A planta administrada foi coletada em três propriedades, às margens do rio Guamá, no município de Inhangapi, PA, nos dias 18, 21 e 23 de outubro para os experimentos realizados em outubro de 2002 (fim da época de seca) e nos dias 24 e 27 de maio para os experimentos realizados em maio de 2003 (fim da época de chuva); a planta era conservada em geladeira até a hora da administração. A primeira série de experimentos se estendeu de 19 a 25 de outubro de 2002 e a segunda série de 24 a 29 de maio de 2003.

 

RESULTADOS

Nos Quadros 1 a 3 constam o delineamento com os dados sobre o desfecho dos experimentos realizados em búfalos e bovinos em 2002 e 2003; detalhes vide nos protocolos.

 

 

 

 

 

 

Em relação aos experimentos realizados em búfalos em outubro de 2002 (Quadro 1) verifica-se que A. bilabiata se revelou tóxica também para essa espécie animal. Foram tóxicas tanto as folhas novas quanto as maduras. A menor dose que levou os animais à morte foi com folhas novas 3g/kg e com as folhas maduras 6g/kg. Dois animais (Búfalos 5585 e 5588) mostraram sintomas leves 3h15min e 5h50min após o começo da administração da planta e sintomas graves 4h49min e 6h45min após o começo da administração da planta, que perduraram por 24 min. e 40 min. respectivamente até findarem com a morte dos animais. Esses sintomas ocorreram sem os animais terem sido movimentados. Já o Búfalo 5596 só mostrou sintomas graves após movimentação: a primeira vez 13h52min após o começo da administração da planta e que perduraram 6 minutos, após os quais o animal se recuperou; a segunda vez também após movimentação, 23h45min após o começo da administração com manifestação de sintomas durante 7 minutos, findo com a morte do animal. O tempo durante o qual o animal foi movimentado até o aparecimento dos sintomas graves, foi, da primeira vez que caiu, 2 minutos, da segunda vez que caiu, poucos segundos. Os sintomas leves eram sob forma de os animais se deitarem freqüentemente e andar lento. Os sintomas graves eram, no animal que foi movimentado (Búfalo 5596), andar desequilibrado, tremores musculares, queda e imediato decúbito lateral. Nos animais que não foram movimentados (Búfalos 5585 e 5588), já em decúbito esternal, estes de súbito assumiam o decúbito lateral. Todos os búfalos então faziam movimentos desordenados na tentativa de se levantar, faziam movimentos de pedalagem intermitentes, tinham tremores musculares ocasionais, respiração ofegante, às vezes com a boca aberta e língua protrusa. O Búfalo 5588 tinha adicionalmente estrabismo e nistagmo.
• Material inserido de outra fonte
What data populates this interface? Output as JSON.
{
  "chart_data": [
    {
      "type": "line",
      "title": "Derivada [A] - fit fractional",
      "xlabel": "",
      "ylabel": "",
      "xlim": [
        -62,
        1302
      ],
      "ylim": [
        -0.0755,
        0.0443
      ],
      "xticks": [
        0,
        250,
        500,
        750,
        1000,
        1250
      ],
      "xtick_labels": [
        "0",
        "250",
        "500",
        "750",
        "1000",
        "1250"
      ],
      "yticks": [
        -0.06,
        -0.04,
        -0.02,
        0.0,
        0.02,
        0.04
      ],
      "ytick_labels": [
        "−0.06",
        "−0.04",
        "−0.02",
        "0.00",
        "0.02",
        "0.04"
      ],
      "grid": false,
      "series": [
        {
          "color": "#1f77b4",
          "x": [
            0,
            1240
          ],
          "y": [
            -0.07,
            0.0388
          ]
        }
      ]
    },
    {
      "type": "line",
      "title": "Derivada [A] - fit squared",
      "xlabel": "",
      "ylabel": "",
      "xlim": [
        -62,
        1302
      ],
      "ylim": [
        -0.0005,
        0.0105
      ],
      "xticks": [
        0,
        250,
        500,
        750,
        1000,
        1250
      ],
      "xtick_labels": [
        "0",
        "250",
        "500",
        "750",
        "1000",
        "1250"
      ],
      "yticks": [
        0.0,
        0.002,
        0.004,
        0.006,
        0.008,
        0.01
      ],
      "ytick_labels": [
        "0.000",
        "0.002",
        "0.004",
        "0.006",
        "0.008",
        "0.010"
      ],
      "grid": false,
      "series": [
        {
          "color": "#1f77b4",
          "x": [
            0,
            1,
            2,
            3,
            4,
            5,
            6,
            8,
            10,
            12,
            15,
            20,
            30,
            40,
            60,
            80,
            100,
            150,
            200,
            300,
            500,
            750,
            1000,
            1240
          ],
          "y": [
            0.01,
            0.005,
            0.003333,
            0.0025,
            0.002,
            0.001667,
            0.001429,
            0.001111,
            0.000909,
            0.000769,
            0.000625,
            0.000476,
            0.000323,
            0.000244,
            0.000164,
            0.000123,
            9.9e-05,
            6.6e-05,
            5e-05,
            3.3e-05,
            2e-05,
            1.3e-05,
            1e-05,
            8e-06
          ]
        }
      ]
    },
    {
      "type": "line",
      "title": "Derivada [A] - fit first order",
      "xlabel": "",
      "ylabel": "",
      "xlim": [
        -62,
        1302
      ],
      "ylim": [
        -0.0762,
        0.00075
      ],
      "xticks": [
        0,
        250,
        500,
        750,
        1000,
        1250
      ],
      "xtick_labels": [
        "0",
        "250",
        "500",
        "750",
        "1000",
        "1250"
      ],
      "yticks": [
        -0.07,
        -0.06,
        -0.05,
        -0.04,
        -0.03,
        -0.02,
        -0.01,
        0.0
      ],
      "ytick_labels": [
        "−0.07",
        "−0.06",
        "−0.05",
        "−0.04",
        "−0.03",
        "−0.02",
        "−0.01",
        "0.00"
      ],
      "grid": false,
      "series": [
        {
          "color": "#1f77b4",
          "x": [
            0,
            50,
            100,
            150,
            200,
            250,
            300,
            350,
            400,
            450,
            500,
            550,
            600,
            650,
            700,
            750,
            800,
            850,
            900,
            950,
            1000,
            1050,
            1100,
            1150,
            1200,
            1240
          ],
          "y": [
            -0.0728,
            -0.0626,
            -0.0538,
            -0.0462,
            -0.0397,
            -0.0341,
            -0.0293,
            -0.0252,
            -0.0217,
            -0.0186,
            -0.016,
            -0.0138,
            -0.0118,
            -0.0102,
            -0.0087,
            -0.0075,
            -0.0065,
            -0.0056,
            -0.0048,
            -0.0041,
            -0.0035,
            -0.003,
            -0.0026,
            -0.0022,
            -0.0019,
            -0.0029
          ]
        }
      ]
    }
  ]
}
Os achados de necropsia foram edema pulmonar caracterizado por espuma na traquéia e nos brônquios, além de aspecto úmido na superfície de corte do parênquima pulmonar, acentuado no Búfalo 5585 e discreto no Búfalo 5596, enfisema pulmonar difuso acentuado no Búfalo 5585, e afetando somente o lobo apical esquerdo no Búfalo 5588. Os exames histopatológicos revelaram no pulmão do Búfalo 5585 (SAP 29522) áreas de enfisema alveolar, áreas de congestão e em alguns alvéolos edema, no rim do Búfalo 5588 (SAP 29523) necrose incipiente das células epiteliais (núcleos com cromatina condensada e citoplasma mais eosinófilo) de alguns túbulos uriníferos do córtex, e ausência de lesões no Búfalo 5596 (SAP 29527).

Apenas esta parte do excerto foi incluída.